What about redistributable package 472 for ClickOnce installer? There isn’t one in 15.7.0 Preview 6.0
That is expected to release in 15.8 Preview 2 or after.
VS 2017 15.7 has been released and I thought that it would include the 4.7.2 dev pack and targeting. I don’t see it in the list of individual components. Was it not intended to be included in this release? Should we download it separately?
Yes, we do have plans to include 4.7.2 dev pack in next update for VS 2017. It was not intended to be included in 15.7 as the release timelines did not align.
For now you can download the 4.7.2 Dev Pack from below and get the Framework, Targeting, Intellisense & SDK.

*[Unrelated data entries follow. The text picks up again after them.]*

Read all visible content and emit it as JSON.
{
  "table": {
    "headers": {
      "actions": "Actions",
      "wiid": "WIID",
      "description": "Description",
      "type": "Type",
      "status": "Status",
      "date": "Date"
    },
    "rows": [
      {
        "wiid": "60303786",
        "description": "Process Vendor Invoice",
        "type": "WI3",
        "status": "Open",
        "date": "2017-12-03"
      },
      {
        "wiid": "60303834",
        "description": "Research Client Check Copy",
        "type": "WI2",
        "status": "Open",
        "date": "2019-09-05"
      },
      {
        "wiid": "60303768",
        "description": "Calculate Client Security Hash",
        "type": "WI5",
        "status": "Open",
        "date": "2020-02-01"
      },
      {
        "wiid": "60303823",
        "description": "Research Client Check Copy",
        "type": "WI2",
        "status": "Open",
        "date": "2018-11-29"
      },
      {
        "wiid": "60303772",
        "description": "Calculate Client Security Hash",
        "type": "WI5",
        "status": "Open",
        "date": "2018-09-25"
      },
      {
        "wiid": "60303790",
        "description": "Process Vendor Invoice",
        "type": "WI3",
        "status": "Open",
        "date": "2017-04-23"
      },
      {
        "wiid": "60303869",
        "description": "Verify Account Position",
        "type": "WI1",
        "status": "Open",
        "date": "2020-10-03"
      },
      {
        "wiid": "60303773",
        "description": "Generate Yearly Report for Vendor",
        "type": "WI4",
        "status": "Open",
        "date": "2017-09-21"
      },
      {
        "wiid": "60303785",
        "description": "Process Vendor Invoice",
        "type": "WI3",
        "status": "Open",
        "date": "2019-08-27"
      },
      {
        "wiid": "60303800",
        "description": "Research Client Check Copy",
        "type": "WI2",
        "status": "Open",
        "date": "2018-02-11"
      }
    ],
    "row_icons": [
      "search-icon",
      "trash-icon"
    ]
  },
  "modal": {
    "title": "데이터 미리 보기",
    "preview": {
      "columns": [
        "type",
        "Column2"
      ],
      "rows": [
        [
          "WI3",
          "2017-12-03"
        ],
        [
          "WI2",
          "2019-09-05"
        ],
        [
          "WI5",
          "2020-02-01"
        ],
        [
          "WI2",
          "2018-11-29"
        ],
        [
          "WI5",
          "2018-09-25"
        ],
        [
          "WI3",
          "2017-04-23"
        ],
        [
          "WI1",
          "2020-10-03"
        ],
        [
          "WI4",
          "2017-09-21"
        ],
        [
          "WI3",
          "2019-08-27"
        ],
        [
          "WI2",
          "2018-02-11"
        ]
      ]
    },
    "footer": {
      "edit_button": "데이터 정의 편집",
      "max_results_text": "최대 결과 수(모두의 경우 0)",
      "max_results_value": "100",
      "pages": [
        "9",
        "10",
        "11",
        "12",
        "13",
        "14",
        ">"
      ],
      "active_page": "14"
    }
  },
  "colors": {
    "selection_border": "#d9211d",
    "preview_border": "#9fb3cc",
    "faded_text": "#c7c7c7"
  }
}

https://www.microsoft.com/net/download/windows OR
https://go.microsoft.com/fwlink/?LinkId=863261
Thanks.
Can we install this version on the server with Exchange 2013 CU 20 ?
There are issues with assemblies not referencing correctly. I installed the developer targeting pack, created a new project, changed to .NET 4.7.2, tried to reference a NuGet package (System.Console) and I see a little yellow triangle in the reference and System.Console is unrecognized. If I remove the reference in the project and manually navigate to the NuGet packages location, it changes automatically to C:\Program Files (x86)\Reference Assemblies\Microsoft\Framework\.NETFramework\v4.7.2\Facades\System.Console.dll
Hey Dariel
I would like to understand more about why you added the reference to the System.Console package? .NET Framework has support for Console built-in ( the type lives in mscorlib.dll) so you wouldn’t have to do anything special in order to use Console.